For thirty-two years, the Republic of Artsakh, a tiny country in the South Caucasus, flourished under its own flag before falling to invasion by Azerbaijan, forcing its inhabitants to be displaced mostly in its welcoming neighbor Armenia. Director Emily Mkrtichian’s “There Was, There Was Not,” a documentary whose name derives from how Armenian fairy tales begin, recalls the country’s idyllic scenes before invasion and the destruction that occurred thereafter through the eyes of four women.
Mkrtichian has an intriguing quartet of subjects: Sose Balasanyan is a soft-hearted Judo instructor and world-class competitor; the undeterred Siranush Sargsyan is running for public office in a male dominated political field. While supporting her three daughters, the fearless Sveta Harutunyan defuses landmines littered across the countryside from the previous war; Gayane Hambardzumyan works at a Women’s Center she founded to help heal the scars of abuse. Scenes featuring Sose’s adorable grandmother give the first half of the film a lightness; as do seeing these women living empowering professional lives. That gaiety crumbles in the second half, as missiles shatter the ground and the skies are lit by ammunition. Each woman loses something, only granted a shell of a new life to replace their now destroyed homes.
Sometimes the editing between women is too choppy, as though Mkrtichian is conscious of giving each woman an equal amount of screen time. With that in mind, I wish we spent more time with Sose: She experiences the sharpest decline, eventually granting rote militaristic quotes about reclaiming her homeland. It would be wonderful to have more than those short, curt reactions (some of that briefness, to be fair, could stem from the limits of Sose recording from the front lines). Still, as a record of the psychological traumas and emotional hurts war and displacement can instigate, giving us a kind of before-and-after picture, “There Was, There Was Not” is a powerful tribute to a former country, and a frustrating illustration of a people’s dream turned nightmare.
It was only a couple of weeks ago while at the Berlin International Film Festival that I watched “No Other Land,” an aching, unforgettable film from an Israeli-Palestinian collective about the displacement of a Palestinian village. At True/False is another work about Palestinian displacement, which like “A Photographic Memory,” sees a filmmaker taking the images shot by their parent to recollect a somewhat fuzzy, tragic childhood.

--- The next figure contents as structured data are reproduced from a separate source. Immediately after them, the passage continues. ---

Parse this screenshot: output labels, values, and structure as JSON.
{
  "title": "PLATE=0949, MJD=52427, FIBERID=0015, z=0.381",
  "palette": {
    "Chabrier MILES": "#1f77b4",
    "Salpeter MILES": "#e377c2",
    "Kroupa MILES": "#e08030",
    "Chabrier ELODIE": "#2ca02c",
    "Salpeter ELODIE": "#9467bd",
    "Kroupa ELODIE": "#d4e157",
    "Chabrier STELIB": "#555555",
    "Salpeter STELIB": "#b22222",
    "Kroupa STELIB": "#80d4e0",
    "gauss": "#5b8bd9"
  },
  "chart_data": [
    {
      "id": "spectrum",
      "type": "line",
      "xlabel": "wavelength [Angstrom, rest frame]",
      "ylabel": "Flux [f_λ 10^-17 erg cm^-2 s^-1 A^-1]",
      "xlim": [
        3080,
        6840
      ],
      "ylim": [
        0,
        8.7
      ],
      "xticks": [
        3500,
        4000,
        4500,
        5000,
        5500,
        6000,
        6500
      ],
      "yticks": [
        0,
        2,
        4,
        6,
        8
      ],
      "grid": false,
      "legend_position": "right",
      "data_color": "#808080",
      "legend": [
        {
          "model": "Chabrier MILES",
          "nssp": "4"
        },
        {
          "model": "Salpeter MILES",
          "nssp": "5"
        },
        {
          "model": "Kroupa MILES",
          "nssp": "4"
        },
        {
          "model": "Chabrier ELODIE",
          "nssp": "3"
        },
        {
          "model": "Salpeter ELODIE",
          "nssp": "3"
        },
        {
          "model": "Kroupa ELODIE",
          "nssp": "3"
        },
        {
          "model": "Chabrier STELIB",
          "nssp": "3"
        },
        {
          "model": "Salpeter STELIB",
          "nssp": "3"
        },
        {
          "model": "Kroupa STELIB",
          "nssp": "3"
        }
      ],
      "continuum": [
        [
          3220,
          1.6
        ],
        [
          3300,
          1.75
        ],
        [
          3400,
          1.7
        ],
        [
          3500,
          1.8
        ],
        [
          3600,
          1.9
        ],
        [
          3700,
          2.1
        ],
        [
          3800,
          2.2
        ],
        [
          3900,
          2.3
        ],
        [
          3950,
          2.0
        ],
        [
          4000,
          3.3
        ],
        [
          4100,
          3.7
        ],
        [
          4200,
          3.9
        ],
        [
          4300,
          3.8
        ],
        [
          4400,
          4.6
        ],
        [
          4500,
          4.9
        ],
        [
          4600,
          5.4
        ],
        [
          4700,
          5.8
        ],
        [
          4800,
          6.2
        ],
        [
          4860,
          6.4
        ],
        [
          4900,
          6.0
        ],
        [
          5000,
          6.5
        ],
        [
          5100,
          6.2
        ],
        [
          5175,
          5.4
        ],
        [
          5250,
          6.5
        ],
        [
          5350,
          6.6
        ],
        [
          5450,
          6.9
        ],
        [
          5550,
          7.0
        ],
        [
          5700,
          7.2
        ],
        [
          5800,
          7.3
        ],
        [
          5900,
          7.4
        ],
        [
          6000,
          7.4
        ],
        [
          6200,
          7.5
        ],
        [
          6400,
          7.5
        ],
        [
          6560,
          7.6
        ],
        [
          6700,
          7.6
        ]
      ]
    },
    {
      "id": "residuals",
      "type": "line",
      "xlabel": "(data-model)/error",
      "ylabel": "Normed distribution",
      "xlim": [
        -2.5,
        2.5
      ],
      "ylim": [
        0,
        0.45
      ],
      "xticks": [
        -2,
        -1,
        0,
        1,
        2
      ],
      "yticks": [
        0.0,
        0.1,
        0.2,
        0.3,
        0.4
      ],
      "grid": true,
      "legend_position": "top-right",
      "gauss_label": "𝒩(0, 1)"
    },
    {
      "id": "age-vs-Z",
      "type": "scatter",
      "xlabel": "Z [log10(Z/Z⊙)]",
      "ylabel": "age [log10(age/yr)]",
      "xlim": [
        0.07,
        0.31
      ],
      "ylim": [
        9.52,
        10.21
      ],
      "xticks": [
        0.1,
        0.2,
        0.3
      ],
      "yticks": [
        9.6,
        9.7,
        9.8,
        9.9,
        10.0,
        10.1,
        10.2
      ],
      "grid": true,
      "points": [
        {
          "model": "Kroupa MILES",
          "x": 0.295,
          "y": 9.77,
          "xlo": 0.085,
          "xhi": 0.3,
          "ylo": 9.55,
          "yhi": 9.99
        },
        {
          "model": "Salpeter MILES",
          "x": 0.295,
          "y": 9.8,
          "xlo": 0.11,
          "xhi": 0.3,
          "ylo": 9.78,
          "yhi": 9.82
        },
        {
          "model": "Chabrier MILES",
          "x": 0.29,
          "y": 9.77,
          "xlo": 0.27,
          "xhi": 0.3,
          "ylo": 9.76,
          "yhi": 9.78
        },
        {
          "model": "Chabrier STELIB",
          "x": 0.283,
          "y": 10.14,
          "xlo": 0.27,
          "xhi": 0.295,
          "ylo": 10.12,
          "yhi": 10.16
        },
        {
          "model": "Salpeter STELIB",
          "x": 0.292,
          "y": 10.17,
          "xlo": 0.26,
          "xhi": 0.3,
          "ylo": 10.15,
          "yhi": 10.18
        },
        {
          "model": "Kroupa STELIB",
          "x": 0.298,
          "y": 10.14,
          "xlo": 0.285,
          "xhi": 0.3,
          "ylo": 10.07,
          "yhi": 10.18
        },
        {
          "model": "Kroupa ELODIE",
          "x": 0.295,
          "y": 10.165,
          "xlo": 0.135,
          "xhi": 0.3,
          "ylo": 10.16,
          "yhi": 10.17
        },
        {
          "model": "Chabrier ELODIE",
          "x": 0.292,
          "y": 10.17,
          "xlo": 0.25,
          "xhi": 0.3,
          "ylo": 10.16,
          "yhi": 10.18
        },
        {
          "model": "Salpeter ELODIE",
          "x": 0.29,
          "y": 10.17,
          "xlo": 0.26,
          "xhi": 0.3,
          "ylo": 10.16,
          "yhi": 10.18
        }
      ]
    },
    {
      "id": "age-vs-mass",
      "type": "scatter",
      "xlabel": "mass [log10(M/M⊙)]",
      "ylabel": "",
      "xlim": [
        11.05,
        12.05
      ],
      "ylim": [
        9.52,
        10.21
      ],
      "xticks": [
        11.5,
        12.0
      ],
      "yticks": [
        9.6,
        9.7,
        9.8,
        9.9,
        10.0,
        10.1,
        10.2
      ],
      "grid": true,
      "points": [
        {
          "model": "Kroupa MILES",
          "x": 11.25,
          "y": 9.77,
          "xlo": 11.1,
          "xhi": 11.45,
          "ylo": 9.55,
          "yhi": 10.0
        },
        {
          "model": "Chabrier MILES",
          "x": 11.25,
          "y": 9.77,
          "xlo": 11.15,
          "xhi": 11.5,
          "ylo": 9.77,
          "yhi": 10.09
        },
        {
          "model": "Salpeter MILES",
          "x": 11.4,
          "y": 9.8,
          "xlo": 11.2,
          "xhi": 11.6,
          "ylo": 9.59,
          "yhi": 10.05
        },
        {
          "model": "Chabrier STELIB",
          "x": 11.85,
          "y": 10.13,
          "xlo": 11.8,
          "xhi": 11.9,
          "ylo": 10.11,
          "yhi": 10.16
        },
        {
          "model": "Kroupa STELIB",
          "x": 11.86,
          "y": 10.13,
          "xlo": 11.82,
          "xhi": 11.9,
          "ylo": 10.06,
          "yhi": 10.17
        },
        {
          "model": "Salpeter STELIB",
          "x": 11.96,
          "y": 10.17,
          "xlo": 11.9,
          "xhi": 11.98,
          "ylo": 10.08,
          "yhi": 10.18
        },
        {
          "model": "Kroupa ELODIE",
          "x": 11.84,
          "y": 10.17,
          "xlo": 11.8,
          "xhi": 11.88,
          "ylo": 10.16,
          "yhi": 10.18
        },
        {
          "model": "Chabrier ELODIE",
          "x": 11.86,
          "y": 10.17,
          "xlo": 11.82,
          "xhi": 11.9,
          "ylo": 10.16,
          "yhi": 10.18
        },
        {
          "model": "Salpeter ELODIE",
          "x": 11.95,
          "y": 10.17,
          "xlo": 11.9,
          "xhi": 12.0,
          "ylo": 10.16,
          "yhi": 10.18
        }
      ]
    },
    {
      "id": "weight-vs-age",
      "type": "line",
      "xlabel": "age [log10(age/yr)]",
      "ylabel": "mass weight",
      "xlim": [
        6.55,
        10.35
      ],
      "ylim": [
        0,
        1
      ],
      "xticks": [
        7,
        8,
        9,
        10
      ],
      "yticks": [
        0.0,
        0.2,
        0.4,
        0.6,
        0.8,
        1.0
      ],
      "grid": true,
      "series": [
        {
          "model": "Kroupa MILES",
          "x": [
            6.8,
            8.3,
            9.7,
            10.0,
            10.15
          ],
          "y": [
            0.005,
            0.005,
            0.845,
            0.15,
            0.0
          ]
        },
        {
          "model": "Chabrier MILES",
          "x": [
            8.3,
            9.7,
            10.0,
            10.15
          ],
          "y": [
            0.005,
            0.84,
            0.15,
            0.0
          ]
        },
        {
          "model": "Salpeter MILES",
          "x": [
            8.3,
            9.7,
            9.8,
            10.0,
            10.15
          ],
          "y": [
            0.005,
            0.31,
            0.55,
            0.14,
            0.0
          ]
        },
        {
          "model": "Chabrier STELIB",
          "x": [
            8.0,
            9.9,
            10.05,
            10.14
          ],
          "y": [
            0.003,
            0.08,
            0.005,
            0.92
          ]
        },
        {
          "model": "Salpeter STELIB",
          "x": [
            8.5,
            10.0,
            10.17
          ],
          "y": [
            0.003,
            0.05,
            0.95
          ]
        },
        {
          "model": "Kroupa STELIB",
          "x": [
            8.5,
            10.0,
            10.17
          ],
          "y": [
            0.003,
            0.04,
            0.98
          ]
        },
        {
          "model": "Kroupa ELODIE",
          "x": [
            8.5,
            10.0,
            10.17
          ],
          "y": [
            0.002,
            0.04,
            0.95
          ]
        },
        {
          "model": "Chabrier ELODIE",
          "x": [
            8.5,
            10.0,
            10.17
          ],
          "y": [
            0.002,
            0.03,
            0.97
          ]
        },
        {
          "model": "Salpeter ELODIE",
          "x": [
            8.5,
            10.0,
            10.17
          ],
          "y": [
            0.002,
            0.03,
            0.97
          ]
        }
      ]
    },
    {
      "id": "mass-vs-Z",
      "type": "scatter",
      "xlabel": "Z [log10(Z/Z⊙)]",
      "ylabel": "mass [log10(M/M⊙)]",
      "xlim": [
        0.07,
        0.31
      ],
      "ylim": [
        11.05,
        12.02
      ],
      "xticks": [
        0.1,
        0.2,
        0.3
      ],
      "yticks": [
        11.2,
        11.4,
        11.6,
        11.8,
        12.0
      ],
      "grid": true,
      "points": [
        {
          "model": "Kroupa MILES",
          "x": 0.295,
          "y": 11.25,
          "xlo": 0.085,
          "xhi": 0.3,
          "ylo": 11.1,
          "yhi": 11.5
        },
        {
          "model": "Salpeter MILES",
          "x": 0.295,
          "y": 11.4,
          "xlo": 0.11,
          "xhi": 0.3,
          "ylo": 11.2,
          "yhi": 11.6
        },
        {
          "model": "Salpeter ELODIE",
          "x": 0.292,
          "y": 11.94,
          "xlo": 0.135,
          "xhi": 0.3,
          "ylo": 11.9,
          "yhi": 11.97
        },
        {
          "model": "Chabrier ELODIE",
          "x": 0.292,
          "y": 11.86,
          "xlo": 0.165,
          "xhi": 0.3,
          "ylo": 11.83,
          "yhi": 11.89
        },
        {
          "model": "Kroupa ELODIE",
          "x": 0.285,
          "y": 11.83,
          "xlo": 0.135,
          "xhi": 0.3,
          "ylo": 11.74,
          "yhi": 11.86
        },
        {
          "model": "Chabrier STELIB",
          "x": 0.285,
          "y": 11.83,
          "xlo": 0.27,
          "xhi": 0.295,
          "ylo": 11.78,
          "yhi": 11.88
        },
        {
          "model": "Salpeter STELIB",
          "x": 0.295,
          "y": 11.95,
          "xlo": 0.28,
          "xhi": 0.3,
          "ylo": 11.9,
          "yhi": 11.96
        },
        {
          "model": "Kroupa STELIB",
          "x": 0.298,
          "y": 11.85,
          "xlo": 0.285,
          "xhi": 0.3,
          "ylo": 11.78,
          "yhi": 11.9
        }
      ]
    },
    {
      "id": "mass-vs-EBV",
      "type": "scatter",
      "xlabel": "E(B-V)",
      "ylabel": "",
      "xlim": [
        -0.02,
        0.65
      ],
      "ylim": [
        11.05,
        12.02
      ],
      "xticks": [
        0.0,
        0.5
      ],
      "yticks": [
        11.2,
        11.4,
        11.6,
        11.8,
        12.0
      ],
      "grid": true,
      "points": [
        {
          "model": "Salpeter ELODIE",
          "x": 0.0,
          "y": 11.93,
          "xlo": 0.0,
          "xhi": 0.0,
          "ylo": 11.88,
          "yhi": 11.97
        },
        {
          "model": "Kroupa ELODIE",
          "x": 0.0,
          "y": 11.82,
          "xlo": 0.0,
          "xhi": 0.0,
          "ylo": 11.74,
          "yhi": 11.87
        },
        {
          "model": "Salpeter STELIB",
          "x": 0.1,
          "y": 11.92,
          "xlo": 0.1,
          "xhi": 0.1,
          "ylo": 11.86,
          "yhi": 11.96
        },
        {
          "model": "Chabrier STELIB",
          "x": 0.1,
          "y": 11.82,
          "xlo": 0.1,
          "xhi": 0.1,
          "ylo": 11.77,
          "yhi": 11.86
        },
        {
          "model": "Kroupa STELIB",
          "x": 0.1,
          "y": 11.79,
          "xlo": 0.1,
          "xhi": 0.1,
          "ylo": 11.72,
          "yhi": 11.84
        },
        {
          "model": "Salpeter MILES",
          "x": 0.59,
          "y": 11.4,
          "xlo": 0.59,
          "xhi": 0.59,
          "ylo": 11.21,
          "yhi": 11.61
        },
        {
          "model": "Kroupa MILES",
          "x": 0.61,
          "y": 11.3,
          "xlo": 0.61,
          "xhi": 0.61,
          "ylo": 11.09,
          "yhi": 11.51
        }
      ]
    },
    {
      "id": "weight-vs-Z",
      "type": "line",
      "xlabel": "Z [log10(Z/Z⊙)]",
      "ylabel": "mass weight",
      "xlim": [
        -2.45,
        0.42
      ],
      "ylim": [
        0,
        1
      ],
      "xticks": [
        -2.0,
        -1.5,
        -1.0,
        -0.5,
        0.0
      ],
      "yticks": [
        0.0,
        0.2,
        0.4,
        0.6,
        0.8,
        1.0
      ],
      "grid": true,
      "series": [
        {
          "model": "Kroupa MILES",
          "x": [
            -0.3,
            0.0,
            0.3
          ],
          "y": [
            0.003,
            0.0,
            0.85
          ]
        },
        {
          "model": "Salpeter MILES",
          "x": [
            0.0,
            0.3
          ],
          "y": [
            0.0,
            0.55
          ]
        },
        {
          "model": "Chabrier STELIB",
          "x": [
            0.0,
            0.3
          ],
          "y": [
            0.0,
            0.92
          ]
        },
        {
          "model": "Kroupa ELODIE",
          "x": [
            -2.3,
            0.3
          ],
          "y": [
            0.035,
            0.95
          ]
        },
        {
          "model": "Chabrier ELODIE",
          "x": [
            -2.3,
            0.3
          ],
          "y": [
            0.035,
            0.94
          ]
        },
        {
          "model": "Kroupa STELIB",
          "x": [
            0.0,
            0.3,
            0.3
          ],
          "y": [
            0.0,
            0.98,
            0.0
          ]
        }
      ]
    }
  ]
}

Yousef Srouji’s “Three Promises” is a harrowing labor of recollection: It takes place over the courts of a year, from 2000 through 2001, with Israeli forces retaliating due to the second intifada (“uprising”) in the West Bank. Srouji and his sister were just kids when the bombing began. Before long, his parents gathered up some belongings and ventured down to the basement for a modicum of protection. During that time, Srouji’s mother, Suha Srouji, filmed everything from her children’s distress to the ways their life were turned upside down by the conflict. Through each brush with death, which appears to approach nearer and nearer, Srouji’s mom makes three separate promises to God that if the family survives the next surge, the family will depart from Palestine. But the love for her homeland is too strong, and each time she goes back on those deals with Gods until there is no turning back.